In PlanAssembler.java:
The search below the distinct node for the scan where we wish to inline it appears to be a little too aggressive.
My concern is that pushing a distinct down through some nodes can lead to incorrect results.
Particular cases where this can cause problems are some joins and aggregates, though there may be others (?).
It should probably be kept simple, pushing down only through "known safe" cases, otherwise, erring on the side of less performant but correct.
Initially, we could restrict ourselves to applying the push-down to an immediate child scan.
Other cases can be added as we may discover them as "missed easy cases" in testing.
In DistinctPlanNode.java:
The DistinctPlanNode::resolveIndexes code does not actually have to deal with the child-less (inlined) node case
since the function is only called on non-inlined nodes -- those that are participating in the plan tree.
Instead, for safety, this code could be refactored in the style of ProjectionPlanNode, with the normal (non-inline) entry point making the usual assertions and delegating to a resolveColumnIndexesUsingSchema which is
an alternative entry (that should be) called by SeqScanPlanNode for inlines (again, in the style used there for inline ProjectionPlanNodes).
In distinctplannode.cpp (vs distinctexecutor.cpp):
The isTupleValueDistinct function added to distinctplannode would be better kept in distinctexecutor,
factored there (rather than duplicated) into a function that could be called both from SeqScanExecutor::p_execute loop in the new inlined case and from within the DistinctExecutor::p_execute loop for the original normal case.

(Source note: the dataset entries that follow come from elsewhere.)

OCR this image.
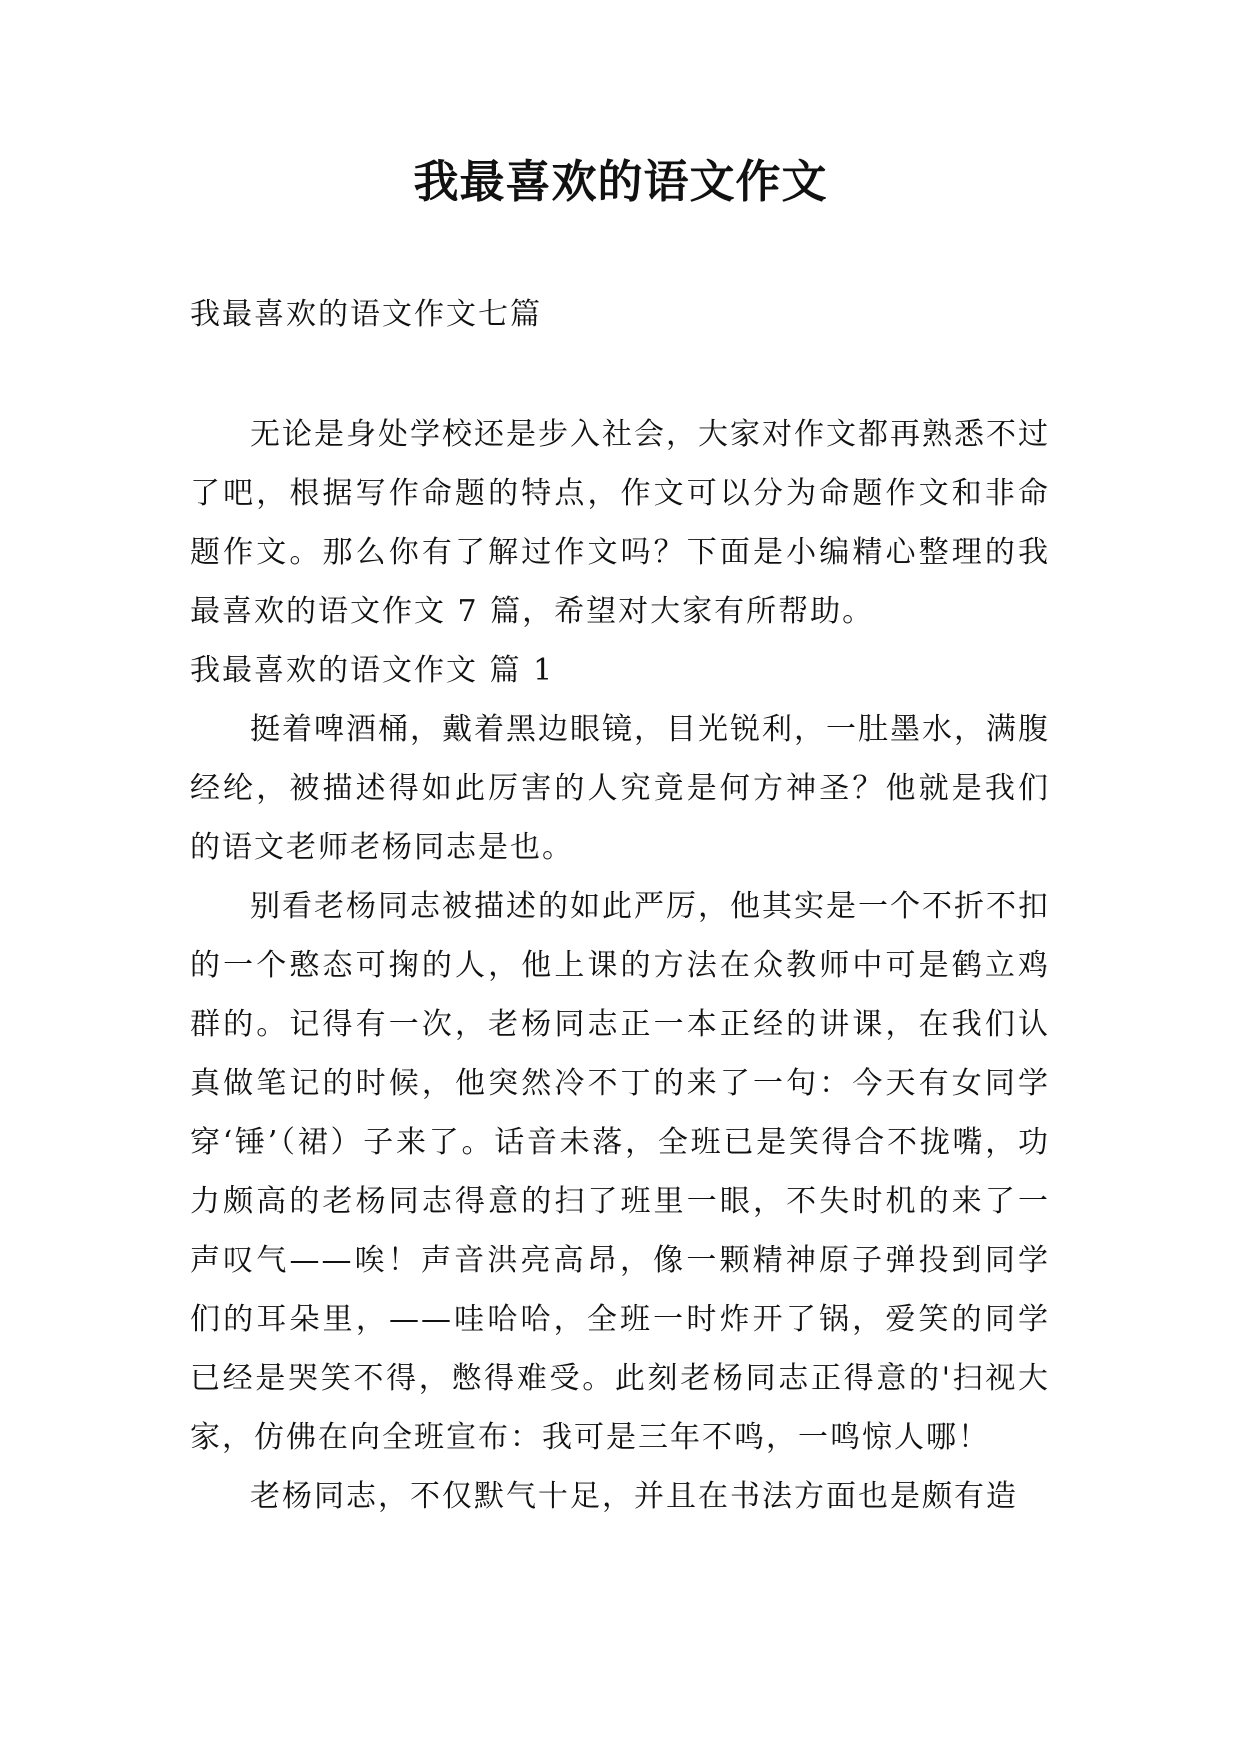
我最喜欢的语文作文
我最喜欢的语文作文七篇

无论是身处学校还是步入社会，大家对作文都再熟悉不过了吧，根据写作命题的特点，作文可以分为命题作文和非命题作文。那么你有了解过作文吗？下面是小编精心整理的我最喜欢的语文作文 7 篇，希望对大家有所帮助。

我最喜欢的语文作文 篇 1

挺着啤酒桶，戴着黑边眼镜，目光锐利，一肚墨水，满腹经纶，被描述得如此厉害的人究竟是何方神圣？他就是我们的语文老师老杨同志是也。

别看老杨同志被描述的如此严厉，他其实是一个不折不扣的一个憨态可掬的人，他上课的方法在众教师中可是鹤立鸡群的。记得有一次，老杨同志正一本正经的讲课，在我们认真做笔记的时候，他突然冷不丁的来了一句：今天有女同学穿‘锤’（裙）子来了。话音未落，全班已是笑得合不拢嘴，功力颇高的老杨同志得意的扫了班里一眼，不失时机的来了一声叹气——唉！声音洪亮高昂，像一颗精神原子弹投到同学们的耳朵里，——哇哈哈，全班一时炸开了锅，爱笑的同学已经是哭笑不得，憋得难受。此刻老杨同志正得意的'扫视大家，仿佛在向全班宣布：我可是三年不鸣，一鸣惊人哪！

老杨同志，不仅默气十足，并且在书法方面也是颇有造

I appreciate how your change follows the precedent set by the inline projection processing -- involving the plan node in the execution process rather than simply using the plan node to initialize a corresponding "inline executor node".
But I think that this approach to inlining projections may have been a mis-step and that it may be time to set a new precedent (and possibly plan to back-patch projection to follow it).
...and seqscanexecutor.cpp:
To "do the right thing" in this respect, we could construct a DistinctExecutor (possibly initializing a SeqScanExecutor pointer member initialized in SeqScanExecutor::p_init?) to do the SeqScanExecutor's dirty work.
The isTupleValueDistinct function could then be made non-static and its signature simplified so that it could operate on an INTERNAL std::set data member (migrated to be a member rather than a DistinctExecutor::p_execute local variable).
I expect that this change idiom -- migrating of state from executor::p_execute locals into executor data members (sometimes initialized in p_init) will become a recurring theme as we migrate away from "push".
BTW, I don't see the rationale for adding the TableTuple* vs. using the existing TableTuple& in SeqScanExecutor::p_execute, so the change to this function could be very small.
Finally, the changeset introduced some whitespace issues (use of spaces on empty lines or at ends of lines)
that cause it to fail our "hard rule coding standard" check-in tests. You can run "ant licensecheck" to quickly see the gory details -- which is run as an early step in "ant check" our standard check-in tests .
Unfortunately, I haven't taken the time to write the sed script that would automatically fix such issues.
Let me know if you have any questions about this.
Also, I'm still digesting your pull execution pseudo code (even while coming up to speed on the existing executor code, and possibly capturing what I'm learning for the developer wiki) -- I expect I'll get back to you in a little while.